Cover 7

Strike Up the Band

Strike Up the Band

2017 • 210 pages

Ratings1

Average rating3

15

This book is soft and sweet and quiet - all shocking considering it's a book about a music band, which actually works for me really well as I'm not a fan of the high octane lives that most celebrities are depicted as having. So, I actually grabbed this book because it was showing up on asexual book lists and because it has a ‘heat rating of zero.' (I'm not even getting into how sick I am of the level of sex in LGBT+ romances.)

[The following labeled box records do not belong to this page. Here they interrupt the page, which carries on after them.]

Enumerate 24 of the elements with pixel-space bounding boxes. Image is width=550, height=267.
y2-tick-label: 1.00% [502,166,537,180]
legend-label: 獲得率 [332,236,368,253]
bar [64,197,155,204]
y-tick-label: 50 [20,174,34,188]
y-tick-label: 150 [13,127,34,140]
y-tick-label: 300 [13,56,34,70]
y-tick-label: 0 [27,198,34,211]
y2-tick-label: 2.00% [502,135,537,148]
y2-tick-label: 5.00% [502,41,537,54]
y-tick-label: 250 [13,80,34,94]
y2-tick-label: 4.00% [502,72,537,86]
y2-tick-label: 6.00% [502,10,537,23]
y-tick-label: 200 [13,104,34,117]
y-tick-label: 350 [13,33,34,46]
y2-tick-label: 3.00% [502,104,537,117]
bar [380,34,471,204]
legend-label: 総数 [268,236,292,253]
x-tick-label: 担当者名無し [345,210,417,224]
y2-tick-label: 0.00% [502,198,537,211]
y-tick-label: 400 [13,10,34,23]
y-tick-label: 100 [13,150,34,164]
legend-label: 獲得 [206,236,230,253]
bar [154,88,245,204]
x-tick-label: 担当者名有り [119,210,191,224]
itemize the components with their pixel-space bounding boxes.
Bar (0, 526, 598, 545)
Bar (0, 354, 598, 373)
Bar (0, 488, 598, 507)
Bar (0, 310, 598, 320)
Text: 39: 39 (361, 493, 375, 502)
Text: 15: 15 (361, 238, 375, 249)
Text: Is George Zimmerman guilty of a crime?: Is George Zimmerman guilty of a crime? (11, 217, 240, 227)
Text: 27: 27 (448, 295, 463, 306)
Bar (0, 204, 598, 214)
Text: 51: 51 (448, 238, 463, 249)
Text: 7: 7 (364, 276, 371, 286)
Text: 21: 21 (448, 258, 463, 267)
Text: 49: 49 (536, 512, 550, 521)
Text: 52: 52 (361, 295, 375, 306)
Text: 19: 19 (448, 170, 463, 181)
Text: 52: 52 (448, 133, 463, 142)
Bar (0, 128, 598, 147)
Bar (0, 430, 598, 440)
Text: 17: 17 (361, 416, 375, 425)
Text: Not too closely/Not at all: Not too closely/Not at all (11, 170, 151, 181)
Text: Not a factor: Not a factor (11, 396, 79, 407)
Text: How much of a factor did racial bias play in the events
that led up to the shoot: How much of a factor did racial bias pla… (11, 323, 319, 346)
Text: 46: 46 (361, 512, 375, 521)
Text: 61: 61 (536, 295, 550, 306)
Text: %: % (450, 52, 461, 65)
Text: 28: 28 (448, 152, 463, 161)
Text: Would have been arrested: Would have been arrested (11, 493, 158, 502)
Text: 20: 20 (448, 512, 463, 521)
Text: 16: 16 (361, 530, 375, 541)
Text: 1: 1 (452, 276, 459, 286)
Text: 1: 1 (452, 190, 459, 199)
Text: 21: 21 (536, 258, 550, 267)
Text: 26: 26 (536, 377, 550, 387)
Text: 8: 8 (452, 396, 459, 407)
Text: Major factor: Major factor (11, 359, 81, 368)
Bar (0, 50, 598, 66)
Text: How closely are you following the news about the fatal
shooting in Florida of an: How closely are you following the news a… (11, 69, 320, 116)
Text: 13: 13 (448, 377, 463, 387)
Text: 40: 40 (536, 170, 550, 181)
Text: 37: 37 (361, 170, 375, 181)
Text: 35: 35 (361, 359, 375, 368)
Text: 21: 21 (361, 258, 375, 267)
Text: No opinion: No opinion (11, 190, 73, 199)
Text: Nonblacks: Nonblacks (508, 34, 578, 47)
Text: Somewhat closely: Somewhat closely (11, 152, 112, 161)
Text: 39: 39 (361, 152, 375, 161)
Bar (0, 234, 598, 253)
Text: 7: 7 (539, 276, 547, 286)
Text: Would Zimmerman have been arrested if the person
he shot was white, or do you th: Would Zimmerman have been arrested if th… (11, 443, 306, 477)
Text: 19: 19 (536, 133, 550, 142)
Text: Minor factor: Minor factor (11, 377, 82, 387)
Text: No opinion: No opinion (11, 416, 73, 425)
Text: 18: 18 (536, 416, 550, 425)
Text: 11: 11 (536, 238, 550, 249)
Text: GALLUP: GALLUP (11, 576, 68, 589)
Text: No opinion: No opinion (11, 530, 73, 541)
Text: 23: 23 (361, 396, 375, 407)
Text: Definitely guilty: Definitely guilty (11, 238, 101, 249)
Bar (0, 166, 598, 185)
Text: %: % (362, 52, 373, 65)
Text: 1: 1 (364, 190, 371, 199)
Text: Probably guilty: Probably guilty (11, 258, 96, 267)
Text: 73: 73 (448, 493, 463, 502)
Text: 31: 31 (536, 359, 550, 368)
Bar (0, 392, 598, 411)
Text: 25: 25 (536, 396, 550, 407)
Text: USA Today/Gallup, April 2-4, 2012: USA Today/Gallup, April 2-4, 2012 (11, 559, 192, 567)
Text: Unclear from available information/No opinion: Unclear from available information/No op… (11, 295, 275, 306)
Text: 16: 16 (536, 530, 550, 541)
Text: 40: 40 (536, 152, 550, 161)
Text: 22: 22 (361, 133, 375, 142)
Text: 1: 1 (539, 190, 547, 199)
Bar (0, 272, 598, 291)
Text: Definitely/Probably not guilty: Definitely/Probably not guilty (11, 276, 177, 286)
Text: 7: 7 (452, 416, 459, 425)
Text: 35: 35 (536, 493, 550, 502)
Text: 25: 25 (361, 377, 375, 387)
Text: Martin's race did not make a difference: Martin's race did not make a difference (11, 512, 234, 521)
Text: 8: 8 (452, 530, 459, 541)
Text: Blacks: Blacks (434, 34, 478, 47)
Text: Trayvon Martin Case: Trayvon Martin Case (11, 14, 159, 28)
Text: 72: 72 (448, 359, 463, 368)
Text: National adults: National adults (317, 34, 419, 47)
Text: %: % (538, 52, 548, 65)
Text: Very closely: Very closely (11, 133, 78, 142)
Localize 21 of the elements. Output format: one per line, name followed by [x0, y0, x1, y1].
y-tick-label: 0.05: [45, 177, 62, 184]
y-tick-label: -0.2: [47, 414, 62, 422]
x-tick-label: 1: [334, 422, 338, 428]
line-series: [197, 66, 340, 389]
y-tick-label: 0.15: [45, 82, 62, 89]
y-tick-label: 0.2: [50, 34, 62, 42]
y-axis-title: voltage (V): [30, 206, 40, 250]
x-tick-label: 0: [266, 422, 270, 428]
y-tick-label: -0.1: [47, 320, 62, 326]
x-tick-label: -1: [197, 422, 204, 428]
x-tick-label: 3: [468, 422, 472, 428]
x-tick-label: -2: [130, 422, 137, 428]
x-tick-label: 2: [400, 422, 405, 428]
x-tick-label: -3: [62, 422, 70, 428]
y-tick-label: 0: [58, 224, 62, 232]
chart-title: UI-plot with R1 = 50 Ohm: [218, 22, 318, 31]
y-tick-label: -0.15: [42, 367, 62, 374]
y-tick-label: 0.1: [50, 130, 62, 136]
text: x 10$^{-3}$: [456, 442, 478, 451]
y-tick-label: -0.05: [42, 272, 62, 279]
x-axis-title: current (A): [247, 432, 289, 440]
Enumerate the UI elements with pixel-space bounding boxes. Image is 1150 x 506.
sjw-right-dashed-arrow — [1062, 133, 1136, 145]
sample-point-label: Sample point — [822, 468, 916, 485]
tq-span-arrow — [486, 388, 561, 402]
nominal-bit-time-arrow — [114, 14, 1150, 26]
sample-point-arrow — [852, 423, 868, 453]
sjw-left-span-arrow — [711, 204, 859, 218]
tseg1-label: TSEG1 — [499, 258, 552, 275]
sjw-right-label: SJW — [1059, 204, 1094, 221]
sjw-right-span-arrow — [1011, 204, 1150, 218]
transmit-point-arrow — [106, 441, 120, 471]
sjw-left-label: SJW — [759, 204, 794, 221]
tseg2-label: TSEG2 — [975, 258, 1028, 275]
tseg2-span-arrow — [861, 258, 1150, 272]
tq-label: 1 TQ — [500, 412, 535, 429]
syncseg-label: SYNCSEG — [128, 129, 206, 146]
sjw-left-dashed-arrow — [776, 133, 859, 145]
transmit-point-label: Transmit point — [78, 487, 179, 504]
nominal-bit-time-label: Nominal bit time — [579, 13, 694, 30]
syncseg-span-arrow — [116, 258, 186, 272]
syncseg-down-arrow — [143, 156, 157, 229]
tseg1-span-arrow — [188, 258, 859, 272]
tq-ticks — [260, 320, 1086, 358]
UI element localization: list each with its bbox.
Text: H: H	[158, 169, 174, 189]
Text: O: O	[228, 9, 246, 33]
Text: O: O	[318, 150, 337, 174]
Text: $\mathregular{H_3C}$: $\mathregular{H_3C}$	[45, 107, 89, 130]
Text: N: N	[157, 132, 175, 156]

So, yes, we have an ace character that only discovers the term for it during this book. His love interest is bisexual. Both these things make me very happy. The relationship that blooms makes me very happy. They talk about their relationship before taking the next stages, they are friends before they are anything else. Even when their relationship grows...it's almost like they go right to ‘together for years' because of how comfortable they are with each other. It's lovely and angst free.

What isn't good, is that there's an outing. The bi guy has told the girl in the band that he's bi. His mother outs him to the world as gay. In his ‘defense' the girl then outs him to the band/crew as being bi. ... This is not cool. His mother is terrible, we all agree, but the girl that outed him should never have because it wasn't her place to do so, no matter her reasons. She was never called on it and it was never even mentioned that what she did was wrong.

Other than that? The book was awesome. Thankfully enough, the guys were lovely and mature and angst-free and talked like mature adults, because if they had been as unaware of their actions as this girl...I'd be writing a very different review.